[Webkit-unassigned] [Bug 157324] New: References from code to Structures should be stronger than weak

bugzilla-daemon at webkit.org bugzilla-daemon at webkit.org
Tue May 3 14:02:09 PDT 2016


            Bug ID: 157324
           Summary: References from code to Structures should be stronger
                    than weak
    Classification: Unclassified
           Product: WebKit
           Version: WebKit Nightly Build
          Hardware: All
                OS: All
            Status: NEW
          Severity: Normal
          Priority: P2
         Component: JavaScriptCore
          Assignee: webkit-unassigned at lists.webkit.org
          Reporter: fpizlo at apple.com

If code refers to a Structure and the Structure dies, then currently we'll kill the code.  This makes sense because the Structure could be the only thing left referring to some global object or prototype.

But this also causes unnecessary churn.  Sometimes there will be a structure that we just haven't really done anything with recently and so it appears dead.  The approach we use elsewhere in our type inference is that the type that the code uses is general enough to handle every past execution.  Having the GC clear code when some Structure it uses dies means that we forget that the code used that Structure.  We'll either assume that the code is more monomorphic than it really is (because after GC we patch in some other structure but not the deleted one, so it looks like we only ever saw the new structure), or we'll assume that it's crazier than it really is (because we'll remember that there had been some structure that caused deletion, so we'll assume that deletions might happen in the future, so we'll use a fully dynamic IC).

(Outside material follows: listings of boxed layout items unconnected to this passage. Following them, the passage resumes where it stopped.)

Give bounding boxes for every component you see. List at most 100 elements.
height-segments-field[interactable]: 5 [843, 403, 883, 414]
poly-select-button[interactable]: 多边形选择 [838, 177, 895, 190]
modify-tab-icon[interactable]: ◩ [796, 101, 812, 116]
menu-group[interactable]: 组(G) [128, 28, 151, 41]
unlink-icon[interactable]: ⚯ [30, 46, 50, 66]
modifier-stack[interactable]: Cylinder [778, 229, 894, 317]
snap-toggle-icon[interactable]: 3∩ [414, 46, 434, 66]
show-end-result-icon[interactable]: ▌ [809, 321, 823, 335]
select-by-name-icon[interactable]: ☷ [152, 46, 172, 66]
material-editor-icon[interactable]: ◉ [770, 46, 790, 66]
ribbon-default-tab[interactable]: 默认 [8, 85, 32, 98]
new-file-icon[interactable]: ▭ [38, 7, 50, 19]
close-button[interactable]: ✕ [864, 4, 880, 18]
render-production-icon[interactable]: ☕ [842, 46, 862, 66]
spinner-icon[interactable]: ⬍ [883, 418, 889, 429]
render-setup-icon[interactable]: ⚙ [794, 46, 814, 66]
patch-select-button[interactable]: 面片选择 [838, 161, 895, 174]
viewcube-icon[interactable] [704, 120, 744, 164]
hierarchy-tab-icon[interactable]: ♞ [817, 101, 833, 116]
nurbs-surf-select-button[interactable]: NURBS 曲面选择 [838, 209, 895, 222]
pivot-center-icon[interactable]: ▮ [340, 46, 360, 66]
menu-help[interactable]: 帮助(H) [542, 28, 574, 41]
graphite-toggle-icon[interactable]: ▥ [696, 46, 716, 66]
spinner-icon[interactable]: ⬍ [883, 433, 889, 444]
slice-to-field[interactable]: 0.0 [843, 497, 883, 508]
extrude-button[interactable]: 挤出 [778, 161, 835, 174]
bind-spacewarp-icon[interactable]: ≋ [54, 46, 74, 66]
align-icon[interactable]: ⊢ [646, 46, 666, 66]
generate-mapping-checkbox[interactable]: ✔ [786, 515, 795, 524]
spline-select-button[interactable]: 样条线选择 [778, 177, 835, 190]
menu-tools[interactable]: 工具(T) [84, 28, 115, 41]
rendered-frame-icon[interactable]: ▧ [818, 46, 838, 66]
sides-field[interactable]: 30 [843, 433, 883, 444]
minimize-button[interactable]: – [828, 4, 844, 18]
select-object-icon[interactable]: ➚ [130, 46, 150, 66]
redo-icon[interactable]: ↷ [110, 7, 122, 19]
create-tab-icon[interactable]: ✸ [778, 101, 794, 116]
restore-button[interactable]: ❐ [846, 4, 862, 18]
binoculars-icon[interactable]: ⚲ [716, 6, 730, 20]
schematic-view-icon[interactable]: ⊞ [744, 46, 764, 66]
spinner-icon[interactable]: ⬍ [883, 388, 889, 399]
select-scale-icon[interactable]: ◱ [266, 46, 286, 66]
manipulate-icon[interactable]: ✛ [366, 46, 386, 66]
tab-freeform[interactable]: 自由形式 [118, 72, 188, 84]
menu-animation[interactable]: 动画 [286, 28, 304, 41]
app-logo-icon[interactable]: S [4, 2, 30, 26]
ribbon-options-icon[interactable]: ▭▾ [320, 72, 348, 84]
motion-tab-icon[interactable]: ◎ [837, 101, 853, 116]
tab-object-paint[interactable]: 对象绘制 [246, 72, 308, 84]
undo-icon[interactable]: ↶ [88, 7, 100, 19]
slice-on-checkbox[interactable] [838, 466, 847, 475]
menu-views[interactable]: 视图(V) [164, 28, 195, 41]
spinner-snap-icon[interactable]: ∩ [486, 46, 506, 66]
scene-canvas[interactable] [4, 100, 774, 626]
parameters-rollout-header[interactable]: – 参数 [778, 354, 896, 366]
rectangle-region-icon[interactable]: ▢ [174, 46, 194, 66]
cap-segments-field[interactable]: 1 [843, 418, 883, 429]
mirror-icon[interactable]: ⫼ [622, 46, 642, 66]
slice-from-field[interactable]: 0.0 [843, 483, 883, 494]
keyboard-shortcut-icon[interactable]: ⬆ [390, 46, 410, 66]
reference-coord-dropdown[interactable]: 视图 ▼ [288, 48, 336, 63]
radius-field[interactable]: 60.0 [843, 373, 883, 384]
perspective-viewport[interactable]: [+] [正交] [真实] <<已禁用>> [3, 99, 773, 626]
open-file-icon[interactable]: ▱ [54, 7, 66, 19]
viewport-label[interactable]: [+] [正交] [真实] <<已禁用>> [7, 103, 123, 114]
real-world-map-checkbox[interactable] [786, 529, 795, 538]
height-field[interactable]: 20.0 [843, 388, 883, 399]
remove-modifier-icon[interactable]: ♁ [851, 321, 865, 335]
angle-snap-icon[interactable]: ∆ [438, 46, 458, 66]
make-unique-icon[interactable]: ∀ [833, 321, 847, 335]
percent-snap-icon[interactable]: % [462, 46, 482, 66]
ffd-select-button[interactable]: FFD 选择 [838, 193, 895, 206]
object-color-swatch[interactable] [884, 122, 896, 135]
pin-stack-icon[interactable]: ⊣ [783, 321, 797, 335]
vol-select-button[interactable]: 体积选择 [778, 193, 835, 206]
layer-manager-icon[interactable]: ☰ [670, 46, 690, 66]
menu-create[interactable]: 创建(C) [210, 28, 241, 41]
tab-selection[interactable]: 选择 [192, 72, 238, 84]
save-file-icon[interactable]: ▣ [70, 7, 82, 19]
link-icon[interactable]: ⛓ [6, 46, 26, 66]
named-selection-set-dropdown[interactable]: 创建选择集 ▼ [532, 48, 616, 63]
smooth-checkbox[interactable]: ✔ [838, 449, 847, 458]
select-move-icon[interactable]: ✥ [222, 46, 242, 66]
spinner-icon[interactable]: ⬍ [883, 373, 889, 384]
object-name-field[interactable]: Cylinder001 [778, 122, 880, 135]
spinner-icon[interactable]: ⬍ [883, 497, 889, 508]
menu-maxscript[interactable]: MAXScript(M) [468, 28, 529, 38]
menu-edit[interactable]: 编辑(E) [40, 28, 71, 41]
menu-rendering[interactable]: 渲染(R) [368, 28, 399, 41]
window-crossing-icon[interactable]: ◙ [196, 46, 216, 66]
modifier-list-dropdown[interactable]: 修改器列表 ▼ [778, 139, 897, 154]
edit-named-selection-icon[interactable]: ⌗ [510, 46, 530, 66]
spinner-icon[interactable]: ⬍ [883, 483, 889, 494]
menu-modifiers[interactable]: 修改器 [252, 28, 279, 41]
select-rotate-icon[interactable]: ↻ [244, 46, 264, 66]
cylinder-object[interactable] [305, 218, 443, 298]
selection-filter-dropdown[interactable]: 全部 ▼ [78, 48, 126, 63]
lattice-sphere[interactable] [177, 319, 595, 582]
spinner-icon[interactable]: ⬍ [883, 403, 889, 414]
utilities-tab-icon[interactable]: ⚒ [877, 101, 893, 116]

We should have a more nuanced policy: if it's cheap to mark a dead Structure then we should mark it just so that all of the code that refers to it remembers that there had been this exact Structure in the past.  If the code often goes through different Structures then we already have great mechanisms to realize that the code is nutty (namely, the PolymorphicAccess size limit).  But if the code just does this a handful of times then remembering this old Structure is probably net good:

- It obeys the "handle all past executions" law.
- It preserves the history of the property access, allowing a precise measure of its past polymorphism.
- It makes the code ready to run fast if the user decides to use that Structure again. Marking the Structure means it will stay in whatever property transition tables it was in, so if the program does the same thing it did in the past, it will get this old Structure.

Right now it looks like this is a progression in gbemu and it makes gbemu perform more deterministically. I still need to do more experiments to validate this.